In a preferred embodiment, the cut-out shell area of the sealer body comprises at least one resilient pin with a tip of electrical current conducting material and connected to the power supply, where the tip provides greater friction and prevents movement of the attached sealing film, and the power supply is used to detect the location of the sealing film. If current passes through the resilient pin, that is, if the pin directly touches the pressure element, it is detected that the sealing film is not positioned between the pressure element and the sealer body. On the contrary, if current does not pass through the resilient pin, it is detected that the sealing film is positioned correctly. Preferably, there are four pins. Most preferably, the pins are located near the edges of the end portions of the inserted attached sealing film.

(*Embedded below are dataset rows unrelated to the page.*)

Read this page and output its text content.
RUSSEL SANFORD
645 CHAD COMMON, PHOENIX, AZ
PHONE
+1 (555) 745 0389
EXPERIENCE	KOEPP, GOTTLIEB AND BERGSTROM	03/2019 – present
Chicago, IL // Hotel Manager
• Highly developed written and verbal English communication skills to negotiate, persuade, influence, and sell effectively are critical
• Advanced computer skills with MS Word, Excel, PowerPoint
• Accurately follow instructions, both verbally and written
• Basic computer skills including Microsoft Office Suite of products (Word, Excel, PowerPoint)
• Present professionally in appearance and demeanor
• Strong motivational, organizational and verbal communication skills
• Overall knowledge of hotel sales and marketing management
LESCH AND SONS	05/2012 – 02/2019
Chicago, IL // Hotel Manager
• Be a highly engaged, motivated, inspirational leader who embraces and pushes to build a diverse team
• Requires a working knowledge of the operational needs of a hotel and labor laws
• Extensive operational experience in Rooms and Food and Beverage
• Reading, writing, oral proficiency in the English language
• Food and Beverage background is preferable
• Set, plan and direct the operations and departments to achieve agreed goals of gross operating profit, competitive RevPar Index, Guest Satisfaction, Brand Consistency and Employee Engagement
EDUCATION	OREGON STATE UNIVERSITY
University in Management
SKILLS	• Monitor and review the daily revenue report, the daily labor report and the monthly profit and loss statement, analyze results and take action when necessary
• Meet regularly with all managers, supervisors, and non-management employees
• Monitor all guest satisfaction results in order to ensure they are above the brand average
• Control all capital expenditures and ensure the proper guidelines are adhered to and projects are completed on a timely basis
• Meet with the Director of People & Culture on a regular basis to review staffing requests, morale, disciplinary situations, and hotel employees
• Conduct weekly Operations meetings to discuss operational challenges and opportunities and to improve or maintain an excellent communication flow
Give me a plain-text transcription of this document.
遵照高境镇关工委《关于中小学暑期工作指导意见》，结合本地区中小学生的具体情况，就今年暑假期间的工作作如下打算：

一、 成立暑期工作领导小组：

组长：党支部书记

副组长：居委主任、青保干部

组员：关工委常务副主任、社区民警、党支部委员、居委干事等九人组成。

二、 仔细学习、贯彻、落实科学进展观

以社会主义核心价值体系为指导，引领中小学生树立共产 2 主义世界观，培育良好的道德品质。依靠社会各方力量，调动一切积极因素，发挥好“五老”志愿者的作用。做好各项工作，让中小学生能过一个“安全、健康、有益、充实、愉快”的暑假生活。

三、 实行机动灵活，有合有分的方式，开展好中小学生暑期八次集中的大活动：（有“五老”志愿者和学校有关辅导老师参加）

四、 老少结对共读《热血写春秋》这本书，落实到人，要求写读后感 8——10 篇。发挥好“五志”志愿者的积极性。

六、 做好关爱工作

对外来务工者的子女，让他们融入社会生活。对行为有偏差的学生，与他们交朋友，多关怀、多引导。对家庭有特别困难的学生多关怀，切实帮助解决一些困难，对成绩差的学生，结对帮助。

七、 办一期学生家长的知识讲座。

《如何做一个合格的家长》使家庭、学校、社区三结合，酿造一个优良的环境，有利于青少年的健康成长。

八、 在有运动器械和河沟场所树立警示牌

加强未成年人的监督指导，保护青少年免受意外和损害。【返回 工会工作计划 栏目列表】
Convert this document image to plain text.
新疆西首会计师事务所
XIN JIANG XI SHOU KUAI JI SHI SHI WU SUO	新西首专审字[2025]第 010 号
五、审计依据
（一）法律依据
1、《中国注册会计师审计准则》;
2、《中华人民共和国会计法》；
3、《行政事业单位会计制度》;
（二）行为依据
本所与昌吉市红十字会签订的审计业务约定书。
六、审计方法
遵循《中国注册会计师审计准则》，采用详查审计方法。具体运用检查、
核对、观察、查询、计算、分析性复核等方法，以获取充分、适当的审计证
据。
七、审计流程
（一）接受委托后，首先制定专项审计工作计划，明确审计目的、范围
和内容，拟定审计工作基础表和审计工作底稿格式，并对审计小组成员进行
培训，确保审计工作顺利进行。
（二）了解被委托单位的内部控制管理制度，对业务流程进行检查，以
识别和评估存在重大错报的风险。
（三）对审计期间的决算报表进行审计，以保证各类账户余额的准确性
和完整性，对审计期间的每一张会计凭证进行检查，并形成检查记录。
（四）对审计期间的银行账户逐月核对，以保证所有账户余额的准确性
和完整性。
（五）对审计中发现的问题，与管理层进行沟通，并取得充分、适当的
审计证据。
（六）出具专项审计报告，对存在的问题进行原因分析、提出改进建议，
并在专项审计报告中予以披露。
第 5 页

In a preferred embodiment, the surface of the cylindrical shell area is formed by a non-adhesive material relative to the upper surface of the sealing film, for example by metal, aluminium, stainless steel, Teflon, silicone, and the like, which does not exert a sufficiently strong interaction/bond with the upper surface of the sealing film under pressure on the sealing film. The cut-out surface of the shell may be formed of a ferromagnetic material, for example steel, when a magnetic clamping element is used.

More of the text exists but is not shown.